Requête de Mme B... A... demandant la correction des registres électoraux et la mise à jour du répertoire électoral unique pour son fils, ainsi que des sanctions contre l'INSEE et la mairie de Rambouillet. Le Tribunal administratif de Versailles rejette la requête comme manifestement irrecevable. Le juge rappelle qu'il ne peut statuer que sur des conclusions en annulation ou en indemnisation, et non sur des demandes d'injonction ou de sanction qui relèvent de l'administration. La décision est fondée sur l'article R. 222-1, 4° du code de justice administrative.
Texte intégral
Vu la procédure suivante :
Par une requête, enregistrée le 16 octobre 2025, Mme D... B... A..., agissant en qualité de représentante légale de son fils M. E... B... A... C..., demande au tribunal de « faire corriger les registres, de mettre à jour le répertoire électoral unique et de sanctionner l’INSEE et la mairie de Rambouillet pour leurs erreurs graves et répétées » dans le cadre de la procédure d’inscription de son fils sur les listes électorales.
Vu les autres pièces du dossier.
Vu le code de justice administrative.
Considérant ce qui suit :
1. Les dispositions du 4° de l’article R. 222-1 du code de justice administrative permettent aux présidents des tribunaux administratifs de rejeter par ordonnance les requêtes manifestement irrecevables, lorsque la juridiction n'est pas tenue d'inviter leur auteur à les régulariser ou qu'elles n'ont pas été régularisées à l'expiration du délai imparti par une demande en ce sens.
2. Aux termes de l’article L. 911-1 du code de justice administrative : « Lorsque sa décision implique nécessairement qu'une personne morale de droit public ou un organisme de droit privé chargé de la gestion d'un service public prenne une mesure d'exécution dans un sens déterminé, la juridiction, saisie de conclusions en ce sens, prescrit, par la même décision, cette mesure assortie, le cas échéant, d'un délai d'exécution. / La juridiction peut également prescrire d'office cette mesure ». Il résulte de ces dispositions que le juge administratif ne dispose pas de pouvoirs d’injonction à titre principal, mais seulement du pouvoir de prescrire à l’administration de prendre les mesures d’exécution nécessairement impliquées par une de ses décisions.

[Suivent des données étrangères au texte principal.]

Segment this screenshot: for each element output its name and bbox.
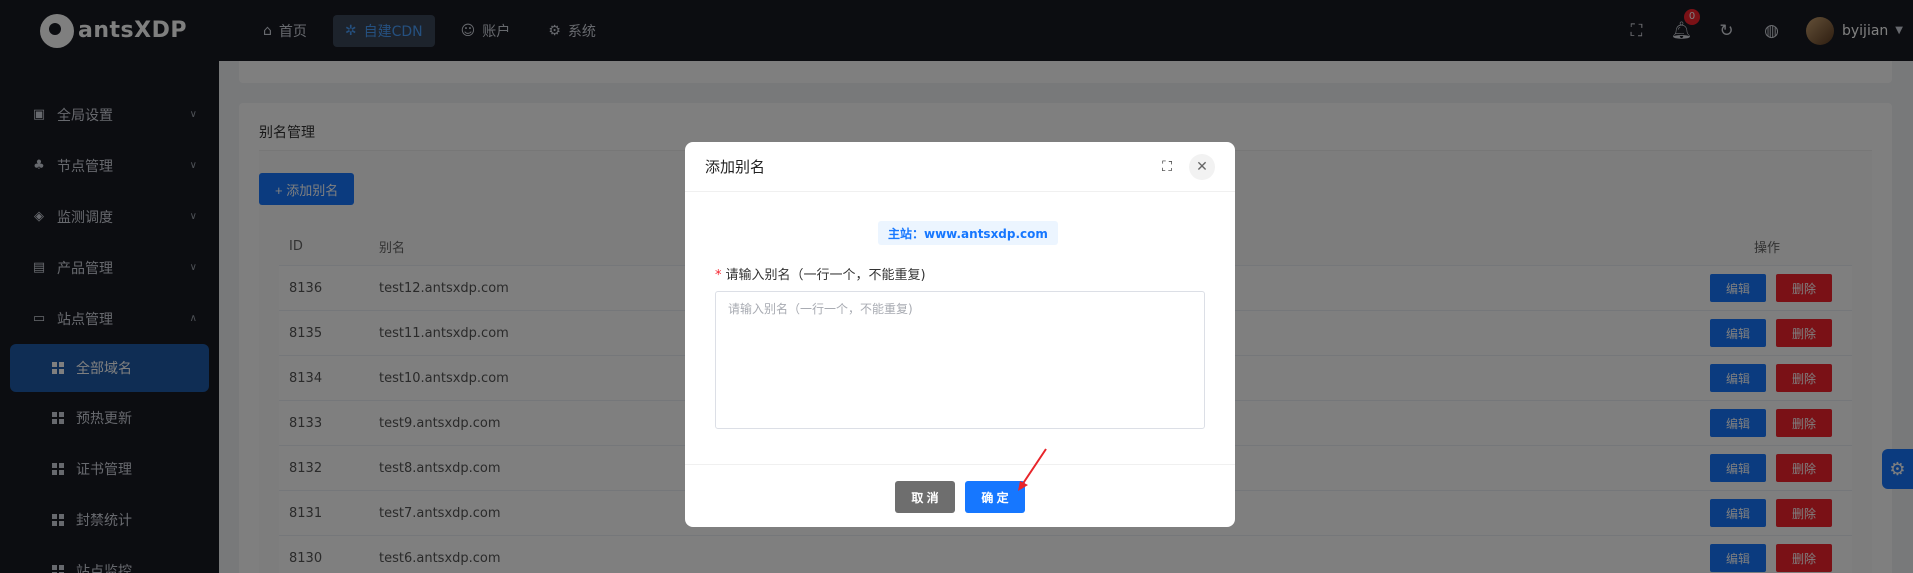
dialog-footer: 取 消 确 定 <box>685 464 1235 527</box>
close-icon[interactable]: ✕ <box>1189 153 1215 180</box>
annotation-arrow-icon <box>1018 448 1047 491</box>
dialog-title: 添加别名 <box>705 158 766 176</box>
dialog-tools: ⛶ ✕ <box>1159 153 1215 180</box>
maximize-icon[interactable]: ⛶ <box>1159 159 1175 175</box>
host-tag: 主站：www.antsxdp.com <box>878 221 1058 245</box>
alias-field-label: * 请输入别名（一行一个，不能重复) <box>715 264 926 283</box>
alias-textarea[interactable] <box>715 291 1205 429</box>
cancel-button[interactable]: 取 消 <box>895 481 955 513</box>
add-alias-dialog: 添加别名 ⛶ ✕ 主站：www.antsxdp.com * 请输入别名（一行一个，… <box>685 142 1235 527</box>
dialog-header: 添加别名 ⛶ ✕ <box>685 142 1235 192</box>
alias-field-label-text: 请输入别名（一行一个，不能重复) <box>725 268 926 283</box>
required-asterisk: * <box>715 268 722 283</box>
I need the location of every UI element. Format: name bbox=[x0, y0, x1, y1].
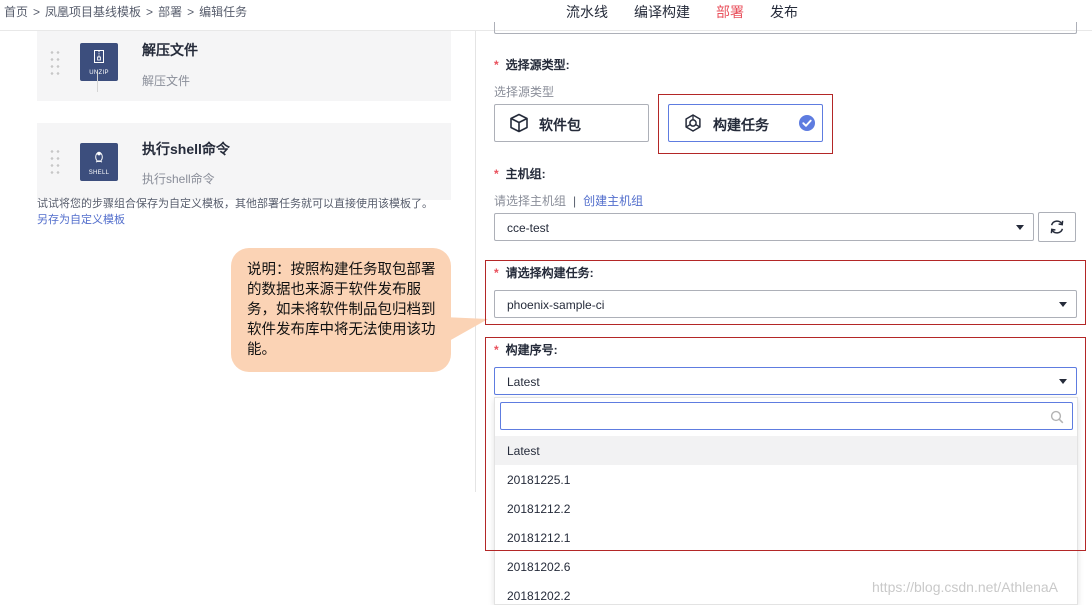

3. Il n’appartient pas au juge administratif, en dehors des cas expressément prévus par des dispositions législatives particulières, inapplicables en l’espèce, de se prononcer sur des conclusions autres que celles tendant à l’annulation d’une décision ou à la condamnation d’une personne publique au versement d’une somme d’argent. Dès lors, en lui demandant de faire corriger les registres électoraux, de mettre à jour le répertoire électoral unique et de sanctionner l’INSEE et la commune de Rambouillet, Mme B... A... saisit le tribunal de conclusions qui ne relèvent pas de l’office du juge administratif, auquel il n’appartient pas de faire œuvre d’administrateur.
4. Il résulte de ce qui précède qu’il y a lieu de rejeter la requête de Mme B... A... par application des dispositions précitées du 4° de l’article R. 222-1 du code de justice administrative.
O R D O N N E :
Article 1er : La requête de Mme B... A... est rejetée.
Article 2 : La présente ordonnance sera notifiée à Mme D... B... A....
Fait à Versailles, le 12 novembre 2025.
La présidente,
J. Grand d’Esnon
La République mande et ordonne au préfet des Yvelines, en ce qui la concerne et à tous commissaires de justice à ce requis en ce qui concerne les voies de droit commun contre les parties privées de pourvoir à l’exécution de la présente décision.